In some cases, however, it can lead to cancer in both men and women.
This information, despite its importance, isn’t well known among African American men. Many are unaware of HPV, its relationship with cancer or the importance of getting vaccinated.
Because of this, Second Missionary Baptist Cooperative Ministries, the Cervical Cancer Coalition of Tennessee, Meharry Medical College (MMC) and the Vanderbilt-Ingram Cancer Center (VICC) Office of Patient Community Education (OPACE) partnered to hold the 2019 African American Men Cancer Summit. It was part of an initiative to reduce HPV-associated cancer risk among African American males.
Information and data
“Specifically, we collaborated to identify informational needs of African American males as it relates to HPV, cancer and prevention to develop an educational program and best channels to provide this program,” Jennifer Erves, PhD, MPH, MAEd, MS, CHES explained.
According to Erves, data collected from three focus groups and 30 surveys indicated that men wanted information on HPV and its association with cancer, as well as prostrate, colon and pancreatic cancers. They believed that information, she pointed out, should primarily come from churches such as Second Missionary Baptist Church, which is often the center of African American culture.
“These results led to the development of the African American Men Cancer Summit,” she said. This work was supported by a Community-Engaged Research Core (CERC) mini grant.
‘More knowledgeable and empowered’
Preliminary results from the summit show that men intended to eat healthier, exercise more, undergo screenings from a doctor, share information with family and friends, encourage others to and/or receive the HPV vaccine, and participate in cancer research.
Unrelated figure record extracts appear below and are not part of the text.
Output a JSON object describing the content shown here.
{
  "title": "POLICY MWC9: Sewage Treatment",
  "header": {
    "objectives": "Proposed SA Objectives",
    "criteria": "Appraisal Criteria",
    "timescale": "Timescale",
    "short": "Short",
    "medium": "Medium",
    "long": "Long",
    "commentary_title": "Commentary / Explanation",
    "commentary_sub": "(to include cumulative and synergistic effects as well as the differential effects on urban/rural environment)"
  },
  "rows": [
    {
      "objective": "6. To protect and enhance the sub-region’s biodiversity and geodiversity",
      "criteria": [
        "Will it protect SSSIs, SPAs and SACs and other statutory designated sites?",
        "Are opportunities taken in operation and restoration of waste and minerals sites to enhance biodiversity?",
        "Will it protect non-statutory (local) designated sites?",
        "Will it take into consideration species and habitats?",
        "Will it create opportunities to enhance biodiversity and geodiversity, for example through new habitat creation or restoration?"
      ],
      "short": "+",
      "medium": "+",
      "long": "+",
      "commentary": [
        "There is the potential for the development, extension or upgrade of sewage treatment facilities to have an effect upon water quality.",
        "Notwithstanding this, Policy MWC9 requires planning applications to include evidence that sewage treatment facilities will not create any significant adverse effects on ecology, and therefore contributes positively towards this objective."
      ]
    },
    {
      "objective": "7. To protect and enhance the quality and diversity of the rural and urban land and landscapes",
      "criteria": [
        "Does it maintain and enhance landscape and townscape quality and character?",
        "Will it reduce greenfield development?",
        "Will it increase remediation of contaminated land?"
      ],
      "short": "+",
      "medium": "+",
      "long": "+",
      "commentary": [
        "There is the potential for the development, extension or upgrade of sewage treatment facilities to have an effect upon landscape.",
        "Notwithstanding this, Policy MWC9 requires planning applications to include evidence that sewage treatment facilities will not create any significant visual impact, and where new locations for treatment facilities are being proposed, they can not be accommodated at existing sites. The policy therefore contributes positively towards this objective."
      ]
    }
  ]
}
“Overall, the men who attended said they felt more knowledgeable and empowered to prevent and/or fight against cancer, “Erves said, “and they’d like more summits like this one.”
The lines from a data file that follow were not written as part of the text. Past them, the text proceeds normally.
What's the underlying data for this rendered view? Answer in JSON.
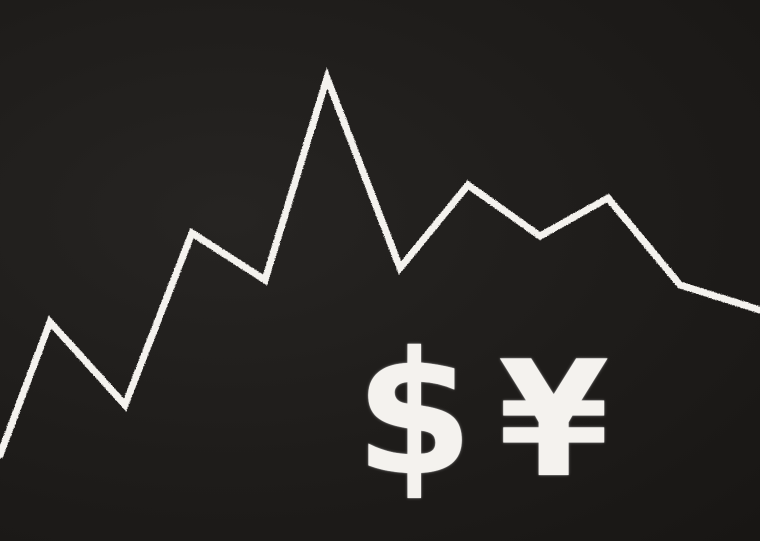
{
  "symbols": {
    "dollar": "$",
    "yen": "¥"
  },
  "colors": {
    "board": "#1e1c1a",
    "chalk": "#f4f2ee"
  },
  "line_icon": "zigzag-trend-line"
}
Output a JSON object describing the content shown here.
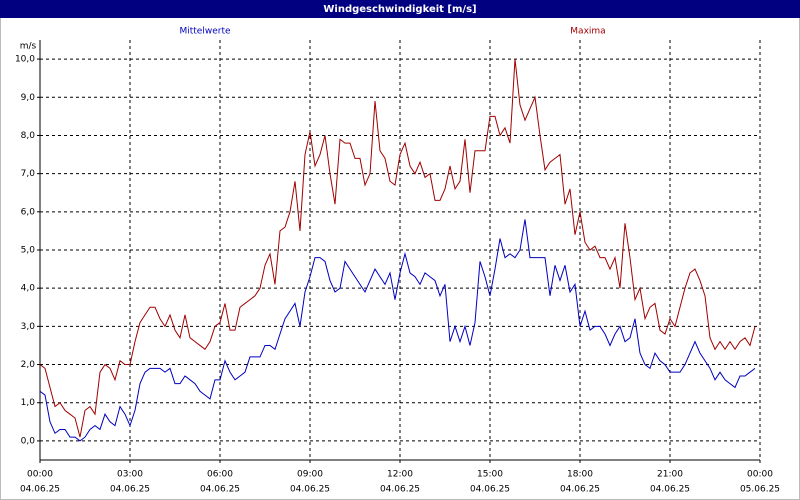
{
  "chart_data": {
    "type": "line",
    "title": "Windgeschwindigkeit [m/s]",
    "y_unit": "m/s",
    "x": [
      0,
      10,
      20,
      30,
      40,
      50,
      60,
      70,
      80,
      90,
      100,
      110,
      120,
      130,
      140,
      150,
      160,
      170,
      180,
      190,
      200,
      210,
      220,
      230,
      240,
      250,
      260,
      270,
      280,
      290,
      300,
      310,
      320,
      330,
      340,
      350,
      360,
      370,
      380,
      390,
      400,
      410,
      420,
      430,
      440,
      450,
      460,
      470,
      480,
      490,
      500,
      510,
      520,
      530,
      540,
      550,
      560,
      570,
      580,
      590,
      600,
      610,
      620,
      630,
      640,
      650,
      660,
      670,
      680,
      690,
      700,
      710,
      720,
      730,
      740,
      750,
      760,
      770,
      780,
      790,
      800,
      810,
      820,
      830,
      840,
      850,
      860,
      870,
      880,
      890,
      900,
      910,
      920,
      930,
      940,
      950,
      960,
      970,
      980,
      990,
      1000,
      1010,
      1020,
      1030,
      1040,
      1050,
      1060,
      1070,
      1080,
      1090,
      1100,
      1110,
      1120,
      1130,
      1140,
      1150,
      1160,
      1170,
      1180,
      1190,
      1200,
      1210,
      1220,
      1230,
      1240,
      1250,
      1260,
      1270,
      1280,
      1290,
      1300,
      1310,
      1320,
      1330,
      1340,
      1350,
      1360,
      1370,
      1380,
      1390,
      1400,
      1410,
      1420,
      1430
    ],
    "xlim": [
      0,
      1440
    ],
    "xticks": [
      {
        "value": 0,
        "label": "00:00"
      },
      {
        "value": 180,
        "label": "03:00"
      },
      {
        "value": 360,
        "label": "06:00"
      },
      {
        "value": 540,
        "label": "09:00"
      },
      {
        "value": 720,
        "label": "12:00"
      },
      {
        "value": 900,
        "label": "15:00"
      },
      {
        "value": 1080,
        "label": "18:00"
      },
      {
        "value": 1260,
        "label": "21:00"
      },
      {
        "value": 1440,
        "label": "00:00"
      }
    ],
    "xtick_dates": [
      "04.06.25",
      "04.06.25",
      "04.06.25",
      "04.06.25",
      "04.06.25",
      "04.06.25",
      "04.06.25",
      "04.06.25",
      "05.06.25"
    ],
    "ylim": [
      -0.5,
      10.5
    ],
    "yticks": [
      {
        "value": 0,
        "label": "0,0"
      },
      {
        "value": 1,
        "label": "1,0"
      },
      {
        "value": 2,
        "label": "2,0"
      },
      {
        "value": 3,
        "label": "3,0"
      },
      {
        "value": 4,
        "label": "4,0"
      },
      {
        "value": 5,
        "label": "5,0"
      },
      {
        "value": 6,
        "label": "6,0"
      },
      {
        "value": 7,
        "label": "7,0"
      },
      {
        "value": 8,
        "label": "8,0"
      },
      {
        "value": 9,
        "label": "9,0"
      },
      {
        "value": 10,
        "label": "10,0"
      }
    ],
    "grid": true,
    "series": [
      {
        "name": "Mittelwerte",
        "color": "#0000c0",
        "values": [
          1.3,
          1.2,
          0.5,
          0.2,
          0.3,
          0.3,
          0.1,
          0.1,
          0.0,
          0.1,
          0.3,
          0.4,
          0.3,
          0.7,
          0.5,
          0.4,
          0.9,
          0.7,
          0.4,
          0.8,
          1.5,
          1.8,
          1.9,
          1.9,
          1.9,
          1.8,
          1.9,
          1.5,
          1.5,
          1.7,
          1.6,
          1.5,
          1.3,
          1.2,
          1.1,
          1.6,
          1.6,
          2.1,
          1.8,
          1.6,
          1.7,
          1.8,
          2.2,
          2.2,
          2.2,
          2.5,
          2.5,
          2.4,
          2.8,
          3.2,
          3.4,
          3.6,
          3.0,
          3.9,
          4.3,
          4.8,
          4.8,
          4.7,
          4.2,
          3.9,
          4.0,
          4.7,
          4.5,
          4.3,
          4.1,
          3.9,
          4.2,
          4.5,
          4.3,
          4.1,
          4.4,
          3.7,
          4.4,
          4.9,
          4.4,
          4.3,
          4.1,
          4.4,
          4.3,
          4.2,
          3.8,
          4.1,
          2.6,
          3.0,
          2.6,
          3.0,
          2.5,
          3.1,
          4.7,
          4.3,
          3.8,
          4.5,
          5.3,
          4.8,
          4.9,
          4.8,
          5.0,
          5.8,
          4.8,
          4.8,
          4.8,
          4.8,
          3.8,
          4.6,
          4.2,
          4.6,
          3.9,
          4.1,
          3.0,
          3.4,
          2.9,
          3.0,
          3.0,
          2.8,
          2.5,
          2.8,
          3.0,
          2.6,
          2.7,
          3.2,
          2.3,
          2.0,
          1.9,
          2.3,
          2.1,
          2.0,
          1.8,
          1.8,
          1.8,
          2.0,
          2.3,
          2.6,
          2.3,
          2.1,
          1.9,
          1.6,
          1.8,
          1.6,
          1.5,
          1.4,
          1.7,
          1.7,
          1.8,
          1.9
        ]
      },
      {
        "name": "Maxima",
        "color": "#a00000",
        "values": [
          2.0,
          1.9,
          1.4,
          0.9,
          1.0,
          0.8,
          0.7,
          0.6,
          0.1,
          0.8,
          0.9,
          0.7,
          1.8,
          2.0,
          1.9,
          1.6,
          2.1,
          2.0,
          2.0,
          2.6,
          3.1,
          3.3,
          3.5,
          3.5,
          3.2,
          3.0,
          3.3,
          2.9,
          2.7,
          3.3,
          2.7,
          2.6,
          2.5,
          2.4,
          2.6,
          3.0,
          3.1,
          3.6,
          2.9,
          2.9,
          3.5,
          3.6,
          3.7,
          3.8,
          4.0,
          4.6,
          4.9,
          4.1,
          5.5,
          5.6,
          6.0,
          6.8,
          5.5,
          7.5,
          8.1,
          7.2,
          7.5,
          8.0,
          7.0,
          6.2,
          7.9,
          7.8,
          7.8,
          7.4,
          7.4,
          6.7,
          7.0,
          8.9,
          7.6,
          7.4,
          6.8,
          6.7,
          7.5,
          7.8,
          7.2,
          7.0,
          7.3,
          6.9,
          7.0,
          6.3,
          6.3,
          6.6,
          7.2,
          6.6,
          6.8,
          7.9,
          6.5,
          7.6,
          7.6,
          7.6,
          8.5,
          8.5,
          8.0,
          8.2,
          7.8,
          10.0,
          8.8,
          8.4,
          8.7,
          9.0,
          8.0,
          7.1,
          7.3,
          7.4,
          7.5,
          6.2,
          6.6,
          5.4,
          6.0,
          5.2,
          5.0,
          5.1,
          4.8,
          4.8,
          4.5,
          4.8,
          4.0,
          5.7,
          4.8,
          3.7,
          4.0,
          3.2,
          3.5,
          3.6,
          2.9,
          2.8,
          3.2,
          3.0,
          3.5,
          4.0,
          4.4,
          4.5,
          4.2,
          3.8,
          2.7,
          2.4,
          2.6,
          2.4,
          2.6,
          2.4,
          2.6,
          2.7,
          2.5,
          3.0
        ]
      }
    ]
  }
}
The summit saw nearly 40 men in attendance and was made possible by Meharry Medical College, American Cancer Society, and Meharry/Vanderbilt-Ingram Cancer Center/Tennessee State University (MMC-VICC-TSU) Cancer Partnership.
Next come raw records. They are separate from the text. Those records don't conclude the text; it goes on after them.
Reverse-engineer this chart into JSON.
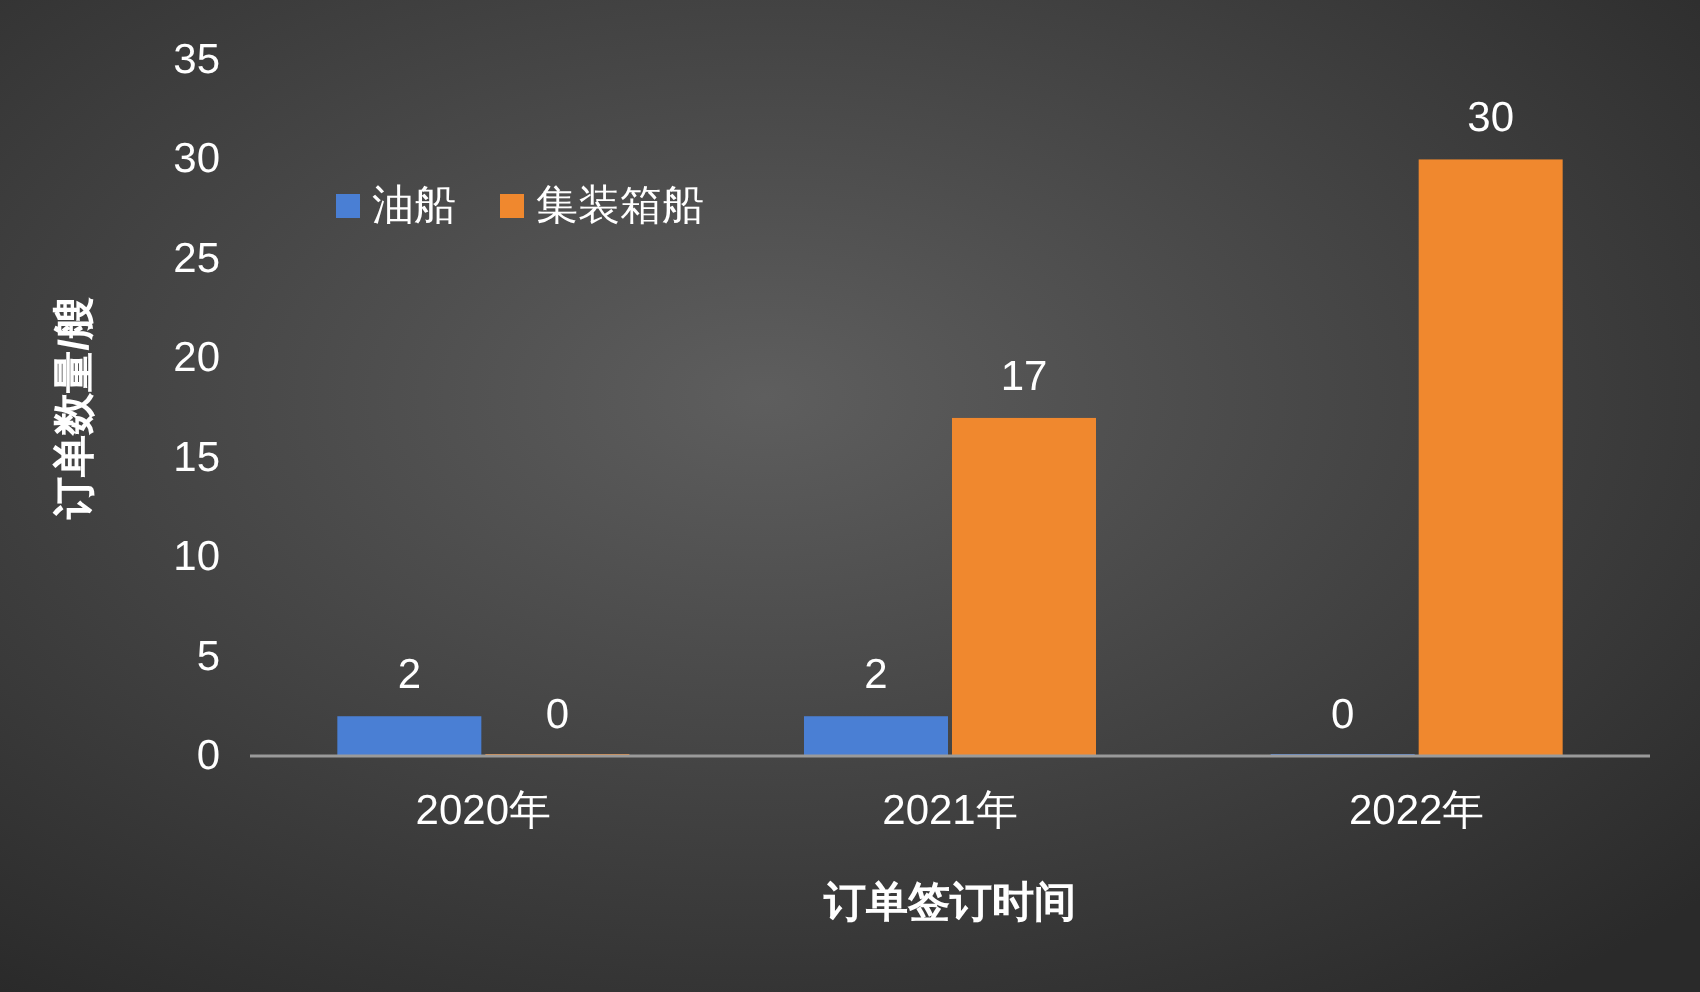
{
  "chart_data": {
    "type": "bar",
    "xlabel": "订单签订时间",
    "ylabel": "订单数量/艘",
    "categories": [
      "2020年",
      "2021年",
      "2022年"
    ],
    "series": [
      {
        "name": "油船",
        "color": "#4a7fd4",
        "values": [
          2,
          2,
          0
        ]
      },
      {
        "name": "集装箱船",
        "color": "#f0882e",
        "values": [
          0,
          17,
          30
        ]
      }
    ],
    "ylim": [
      0,
      35
    ],
    "yticks": [
      0,
      5,
      10,
      15,
      20,
      25,
      30,
      35
    ],
    "data_labels": true,
    "legend": "top left",
    "grid": false
  }
}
About the Meharry-Vanderbilt Alliance
Founded in 1999, the Alliance bridges the institutions of Meharry Medical College and Vanderbilt University Medical Center. Its mission is to enrich learning and advance clinical research in three primary areas -- community engagement, interprofessional education and research -- by developing and supporting mutually beneficial partnerships between Meharry Medical College, Vanderbilt University Medical Center and the communities they serve. Through community engagement, the Alliance serves a large community of stakeholders including surrounding universities and colleges, community organizations, faith-based outlets and community health centers. Its interprofessional education enhances students' interdisciplinary understanding and improves patient outcomes through integrated care. The research conducted provides access to experienced grant writers and materials supporting the grant application process and facilitates grant-writing workshops.